Stanford Biology Professor Patricia Jones with student

Second Mentors

We encourage you to also find a "second mentor" to fulfill all your mentoring needs. A second mentor can be a faculty member, senior postdoc, or even an alumnus who provides scientific and career advice from a distinct perspective, and you can (and should) have more than one. Many graduate students also volunteer their time as peer mentors, offering advice and support from a different perspective. Most mentors are found informally, but more and more groups are being formed to bring people together and to help mentor others. Some examples are listed below.

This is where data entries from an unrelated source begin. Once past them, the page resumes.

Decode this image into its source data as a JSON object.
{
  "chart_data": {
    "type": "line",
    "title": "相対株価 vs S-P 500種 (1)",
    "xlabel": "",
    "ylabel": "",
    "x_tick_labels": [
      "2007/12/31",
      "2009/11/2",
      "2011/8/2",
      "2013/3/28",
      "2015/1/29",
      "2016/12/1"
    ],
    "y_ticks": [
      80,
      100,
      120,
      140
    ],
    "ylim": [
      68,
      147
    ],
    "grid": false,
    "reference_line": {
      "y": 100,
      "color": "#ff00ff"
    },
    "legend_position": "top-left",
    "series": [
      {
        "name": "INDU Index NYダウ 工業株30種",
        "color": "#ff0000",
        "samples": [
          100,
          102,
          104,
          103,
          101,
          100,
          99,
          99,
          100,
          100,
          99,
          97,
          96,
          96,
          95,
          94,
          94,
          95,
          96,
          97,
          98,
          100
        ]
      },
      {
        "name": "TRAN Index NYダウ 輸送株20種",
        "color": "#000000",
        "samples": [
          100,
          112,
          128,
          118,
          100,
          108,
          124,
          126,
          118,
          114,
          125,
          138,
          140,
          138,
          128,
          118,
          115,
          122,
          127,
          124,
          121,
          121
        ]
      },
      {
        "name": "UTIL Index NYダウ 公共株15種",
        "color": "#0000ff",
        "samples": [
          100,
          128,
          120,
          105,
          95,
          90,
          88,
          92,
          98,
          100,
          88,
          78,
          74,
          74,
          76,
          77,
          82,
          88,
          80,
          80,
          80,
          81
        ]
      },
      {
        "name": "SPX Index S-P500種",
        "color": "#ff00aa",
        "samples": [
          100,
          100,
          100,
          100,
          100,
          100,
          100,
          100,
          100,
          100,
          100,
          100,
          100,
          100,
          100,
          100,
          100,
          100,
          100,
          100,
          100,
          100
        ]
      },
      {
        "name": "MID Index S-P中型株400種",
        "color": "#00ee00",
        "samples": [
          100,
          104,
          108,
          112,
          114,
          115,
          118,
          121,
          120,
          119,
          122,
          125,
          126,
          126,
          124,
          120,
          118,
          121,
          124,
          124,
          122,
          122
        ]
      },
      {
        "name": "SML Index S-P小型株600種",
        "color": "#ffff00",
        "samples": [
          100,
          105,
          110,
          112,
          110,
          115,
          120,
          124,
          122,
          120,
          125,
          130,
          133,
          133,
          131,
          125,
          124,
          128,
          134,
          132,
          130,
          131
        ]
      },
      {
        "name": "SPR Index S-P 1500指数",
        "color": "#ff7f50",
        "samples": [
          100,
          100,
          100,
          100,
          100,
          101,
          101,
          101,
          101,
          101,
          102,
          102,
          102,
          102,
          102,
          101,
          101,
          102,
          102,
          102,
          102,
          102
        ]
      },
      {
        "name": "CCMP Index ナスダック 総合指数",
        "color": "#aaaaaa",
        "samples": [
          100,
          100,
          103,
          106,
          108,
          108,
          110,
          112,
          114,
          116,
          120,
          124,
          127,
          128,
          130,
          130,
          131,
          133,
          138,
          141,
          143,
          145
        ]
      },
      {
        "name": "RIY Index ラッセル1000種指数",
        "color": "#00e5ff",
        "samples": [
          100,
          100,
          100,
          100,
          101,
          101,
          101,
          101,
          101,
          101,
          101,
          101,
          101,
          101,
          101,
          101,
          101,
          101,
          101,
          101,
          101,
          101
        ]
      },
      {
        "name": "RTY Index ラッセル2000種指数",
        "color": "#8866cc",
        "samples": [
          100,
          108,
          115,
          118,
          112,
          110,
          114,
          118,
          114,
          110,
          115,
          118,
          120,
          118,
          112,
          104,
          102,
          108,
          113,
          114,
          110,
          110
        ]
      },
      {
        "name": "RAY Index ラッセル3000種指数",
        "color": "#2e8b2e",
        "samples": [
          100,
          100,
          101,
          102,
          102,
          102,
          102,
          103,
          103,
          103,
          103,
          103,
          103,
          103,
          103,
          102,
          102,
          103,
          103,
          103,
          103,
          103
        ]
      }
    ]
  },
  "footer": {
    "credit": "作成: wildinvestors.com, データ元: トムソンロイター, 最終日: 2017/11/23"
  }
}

  • Student Outreach Alumni Resources (SOAR)
    SOAR is designed to foster mentorship opportunities across the Stanford Biosciences community. It uses a multilevel mentorship structure to involve junior and senior graduate students, postdocs, alumni, and faculty.
  • Stanford Biosciences Student Association (SBSA) Peer Mentor Group
    First-year Biosciences students are mentored by older students. Information is sent out each year through the SBSA listserv.
  • SBSA/Biomedical Association for the Interest of Minority Students (BioAIMS) Fellowship Mentorship Program
    One-on-one mentoring for fellowship applications. Contact Natalie Chavez (email) for more information.
  • Palo Alto Association for Women in Science (AWIS) Mentoring Program
    This mentor/protégée matching program pairs you with a more senior scientist to meet the mentoring needs you describe. This is a great networking circle—many former Biosciences students have found job leads through AWIS.
  • Women in Science and Engineering
    Female graduate students and postdocs share support and advice in small discussion groups.
  • Mentors in Teaching (MinT)
    Experienced TAs provide advice and support for current TAs.
  • Community Academic Profiles (CAP) Network
    Log in to the CAP (Community Academic Profiles) Network to search for a mentor. (Once you log in, the link to "Find a Mentor" will appear in the top menu bar.) Many faculty members and postdocs have volunteered to serve as mentors.
Michelle Rengaraj

"It's been really useful to have someone I can talk to who isn't judging my work directly, and who isn't someone I have to worry about when he is advising me on what to do next in my project. That mentoring has been quite useful to me."